Just accept other people opinion.
When I saw PYW, that was my sensation. The two central characters - Cassie and her friend - suffer and suffer and suffer. To me, it was an overly male-focused revenge tale and not a positive viewing experience for a woman, let alone an abuse survivor.
And that's that.
Mariza -- everyone has a right to express their opinions about what works and what doesn't in a film -- thats what we all do when we discuss films.

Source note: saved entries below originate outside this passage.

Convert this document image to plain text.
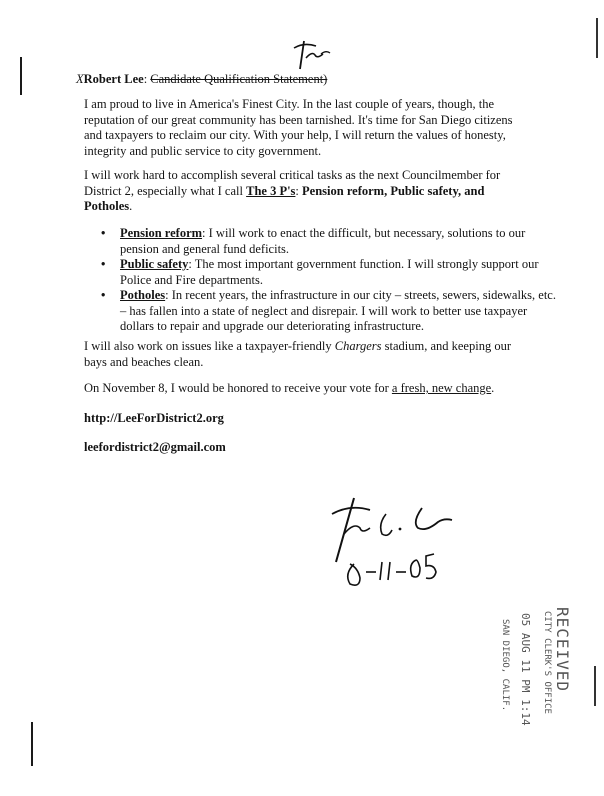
XRobert Lee: Candidate Qualification Statement)

I am proud to live in America's Finest City. In the last couple of years, though, the reputation of our great community has been tarnished. It's time for San Diego citizens and taxpayers to reclaim our city. With your help, I will return the values of honesty, integrity and public service to city government.

I will work hard to accomplish several critical tasks as the next Councilmember for District 2, especially what I call The 3 P's: Pension reform, Public safety, and Potholes.

• Pension reform: I will work to enact the difficult, but necessary, solutions to our pension and general fund deficits.
• Public safety: The most important government function. I will strongly support our Police and Fire departments.
• Potholes: In recent years, the infrastructure in our city – streets, sewers, sidewalks, etc. – has fallen into a state of neglect and disrepair. I will work to better use taxpayer dollars to repair and upgrade our deteriorating infrastructure.

I will also work on issues like a taxpayer-friendly Chargers stadium, and keeping our bays and beaches clean.

On November 8, I would be honored to receive your vote for a fresh, new change.

http://LeeForDistrict2.org
leefordistrict2@gmail.com
RECEIVED
CITY CLERK'S OFFICE
05 AUG 11 PM 1:14
SAN DIEGO, CALIF.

Rob -- on the other hand you might not want to assume other people are being "disingenuous" about their feelings or arguments. I myself received this criticism a couple of years ago and I had to do some self reflection because i realized i was doing it kind of frequently, assuming people were making straw man arguments or what have you when sometimes its just how people genuinely feel. I fall in between this disagreemtn. ILike you I admire what the film is doing and agree that it's slightly problematic but i do think there's an argument to be made that I think Jonathan and Maritz are sort of saying that the current discourse around sexual assault it super bleak and negative for survivors (even while its attempting to give survivors more of a voice)... I'm alarmed sometimes when i hear people talking about this issue (not on this blog per se but online in general) and I'm thinking is this really the message you want to send to victims? that their lives are just over and that they'll never heal? Some of the discourse does sound an awful lot like that. I know it's surely not intentional but I worry that it might actually be adding to the trauma.

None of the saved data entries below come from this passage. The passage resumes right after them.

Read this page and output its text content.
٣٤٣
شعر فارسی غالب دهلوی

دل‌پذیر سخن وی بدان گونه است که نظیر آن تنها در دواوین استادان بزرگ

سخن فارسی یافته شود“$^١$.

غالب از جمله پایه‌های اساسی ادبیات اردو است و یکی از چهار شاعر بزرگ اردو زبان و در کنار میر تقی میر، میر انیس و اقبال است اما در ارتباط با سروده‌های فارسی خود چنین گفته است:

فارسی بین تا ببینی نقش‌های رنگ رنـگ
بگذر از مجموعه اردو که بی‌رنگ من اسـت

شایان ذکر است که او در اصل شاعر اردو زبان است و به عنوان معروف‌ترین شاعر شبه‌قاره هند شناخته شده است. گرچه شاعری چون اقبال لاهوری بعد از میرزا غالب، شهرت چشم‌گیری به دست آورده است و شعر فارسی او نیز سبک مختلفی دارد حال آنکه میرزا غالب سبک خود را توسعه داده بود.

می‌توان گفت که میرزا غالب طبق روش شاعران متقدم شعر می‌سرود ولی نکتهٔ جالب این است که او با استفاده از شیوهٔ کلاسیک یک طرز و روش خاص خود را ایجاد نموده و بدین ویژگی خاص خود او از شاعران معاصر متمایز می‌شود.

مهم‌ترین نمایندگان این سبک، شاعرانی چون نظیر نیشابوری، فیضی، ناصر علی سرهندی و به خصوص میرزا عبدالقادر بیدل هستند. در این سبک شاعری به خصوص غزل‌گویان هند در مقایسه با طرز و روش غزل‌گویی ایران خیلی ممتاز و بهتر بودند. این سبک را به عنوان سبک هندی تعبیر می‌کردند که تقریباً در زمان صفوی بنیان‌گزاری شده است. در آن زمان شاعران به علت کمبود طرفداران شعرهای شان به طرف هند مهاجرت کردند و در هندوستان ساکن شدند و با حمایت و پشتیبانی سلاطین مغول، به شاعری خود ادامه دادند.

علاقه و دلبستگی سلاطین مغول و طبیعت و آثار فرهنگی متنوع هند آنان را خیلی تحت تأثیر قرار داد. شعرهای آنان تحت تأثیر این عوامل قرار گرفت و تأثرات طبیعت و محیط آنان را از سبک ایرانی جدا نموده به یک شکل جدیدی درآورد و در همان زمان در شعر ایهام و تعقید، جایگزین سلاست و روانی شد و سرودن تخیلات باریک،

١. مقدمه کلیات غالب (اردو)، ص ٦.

Less is More -- do you really think having a more diverse nominee pool is "meaningless". I personally dont. Winning isn't everything. Especially in awards where the bulk of people honored vastly outnumber the people who are actually going to win something.
everyone -- anyway just popping in to say enjoying reading the comments again now that people are behaving better but do try to respect each others opinions. There's room for multiple opinions in subjective discussions of films.